Bilirkişi kök raporuna yönelik davacı ve davalı beyan ve itirazları sonucu, iş bu itirazların irdelenmesi ve ek rapor düzenlenmesi amacıyla dosya, daha önce rapor alınan aktüer bilirkişisine tevdii edilmiş olup, bilirkişi tarafından tanzim edilerek mahkememize sunulan 06/09/2021 tarihli bilirkişi ek raporunun incelenmesinde özetle de; “İddia, savunma, toplanan deliller ve tüm dosya kapsamı üzerinde yapılan inceleme sonucunda, hesaplamaya hiçbir etkisi olmamakla birlikte; Rapor/Hesap tarihi esas alınarak yapılan hesaplamada en güncel yüksek yargı kararlarından bir olan T.C. Yargıtay 17. Hukuk Dairesi ‘nin 2019/3292E. 2021/1848K. sayılı ilamında belirtildiği şekilde TRH-2010 Yaşam Tablosu kullanılarak Teknik Faiz uygulamaksızın Progresif Rant Yöntemine göre hesaplama yapıldığı, sayın Mahkemenin 25.08.2021 tarihli ara kararına istinaden; Davacı… ‘nın hesaplanan Bakıcı Gideri zararının 2.352,00 TL olduğu, teminat limitleri kapsamında hesaplanan bakıcı gideri zararının tamamından davalı … Şirketi’nin sorumlu olduğu” şeklinde görüş ve kanaat bildirilmiştir.
Mahkememizce, gerek ATK’dan alınan ve gerek se Aktüer bilirkişisinden alınan ve az yukarıda özetleri verilen raporların denetlenmesinde, raporların hukuki yönleri ayrık olmak üzere, yapılan tespitler bakımından ayrıntılı ve gerekçeli olduğu ve ayrıca ulaşılan sonucun Yargıtay içtihatlarına da uygun olduğu anlaşıldığından, hükme esas alınmalarına karar verilmiştir.

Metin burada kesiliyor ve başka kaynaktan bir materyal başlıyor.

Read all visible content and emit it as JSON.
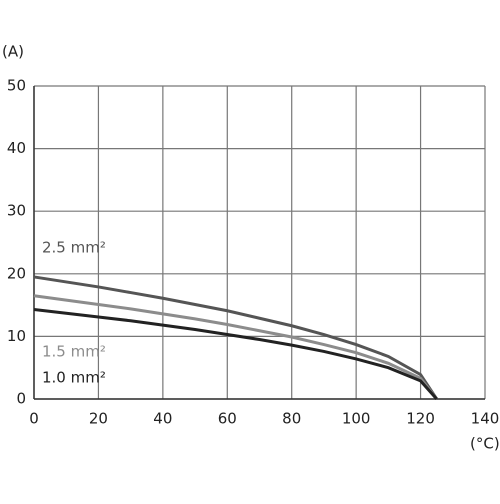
{
  "chart_data": {
    "type": "line",
    "y_label": "(A)",
    "x_label": "(°C)",
    "x": [
      0,
      10,
      20,
      30,
      40,
      50,
      60,
      70,
      80,
      90,
      100,
      110,
      120,
      125
    ],
    "series": [
      {
        "name": "2.5 mm²",
        "color": "#555555",
        "values": [
          19.5,
          18.7,
          17.9,
          17.0,
          16.1,
          15.1,
          14.1,
          12.9,
          11.7,
          10.3,
          8.7,
          6.8,
          3.9,
          0
        ]
      },
      {
        "name": "1.5 mm²",
        "color": "#8c8c8c",
        "values": [
          16.5,
          15.8,
          15.1,
          14.4,
          13.6,
          12.8,
          11.9,
          10.9,
          9.9,
          8.7,
          7.4,
          5.7,
          3.3,
          0
        ]
      },
      {
        "name": "1.0 mm²",
        "color": "#222222",
        "values": [
          14.3,
          13.7,
          13.1,
          12.5,
          11.8,
          11.1,
          10.3,
          9.5,
          8.6,
          7.6,
          6.4,
          5.0,
          2.9,
          0
        ]
      }
    ],
    "xlim": [
      0,
      140
    ],
    "xticks": [
      0,
      20,
      40,
      60,
      80,
      100,
      120,
      140
    ],
    "ylim": [
      0,
      50
    ],
    "yticks": [
      0,
      10,
      20,
      30,
      40,
      50
    ],
    "grid": true
  }
}
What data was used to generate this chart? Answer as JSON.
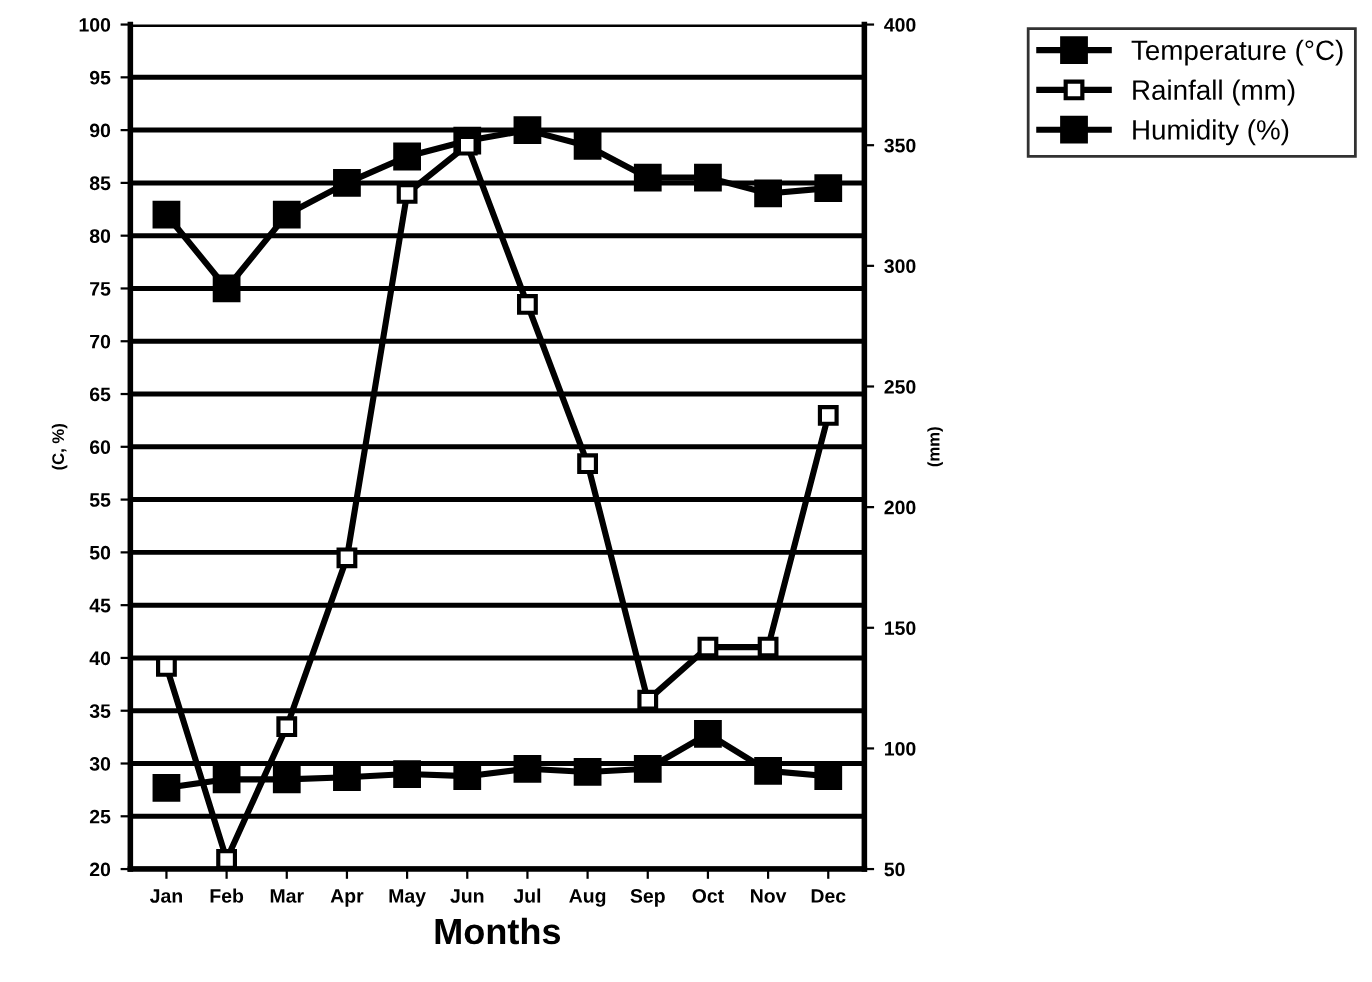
{
  "chart_data": {
    "type": "line",
    "xlabel": "Months",
    "ylabel": "(C, %)",
    "y2label": "(mm)",
    "categories": [
      "Jan",
      "Feb",
      "Mar",
      "Apr",
      "May",
      "Jun",
      "Jul",
      "Aug",
      "Sep",
      "Oct",
      "Nov",
      "Dec"
    ],
    "series": [
      {
        "name": "Temperature (°C)",
        "color": "#000000",
        "marker": "square",
        "values": [
          27.7,
          28.5,
          28.5,
          28.7,
          29,
          28.8,
          29.5,
          29.2,
          29.5,
          32.8,
          29.3,
          28.8
        ]
      },
      {
        "name": "Rainfall (mm)",
        "color": "#ffffff",
        "marker": "square",
        "axis": "y2",
        "values": [
          134,
          54,
          109,
          179,
          330,
          350,
          284,
          218,
          120,
          142,
          142,
          238
        ]
      },
      {
        "name": "Humidity (%)",
        "color": "#000000",
        "marker": "square",
        "values": [
          82,
          75,
          82,
          85,
          87.5,
          89,
          90,
          88.5,
          85.5,
          85.5,
          84,
          84.5
        ]
      }
    ],
    "ylim": [
      20,
      100
    ],
    "yticks": [
      20,
      25,
      30,
      35,
      40,
      45,
      50,
      55,
      60,
      65,
      70,
      75,
      80,
      85,
      90,
      95,
      100
    ],
    "y2lim": [
      50,
      400
    ],
    "y2ticks": [
      50,
      100,
      150,
      200,
      250,
      300,
      350,
      400
    ],
    "grid": "y",
    "legend": "top right",
    "line_style": "solid"
  }
}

Davalı yanca her ne kadar, müterafik kusur indirimi yapılması talep edilmiş ise de; somut olayda davacı yanın kask takıp takmadığının mevcut deliller ile anlaşılamadığı, bu bakımdan ispat yükü kendisinde olan davalı yanın da bu iddiasını usule uygun delillerle ispat edilemediği anlaşıldığından, davalı yanın müterafik kusura ilişkin savunmasına itibar edilmemiştir.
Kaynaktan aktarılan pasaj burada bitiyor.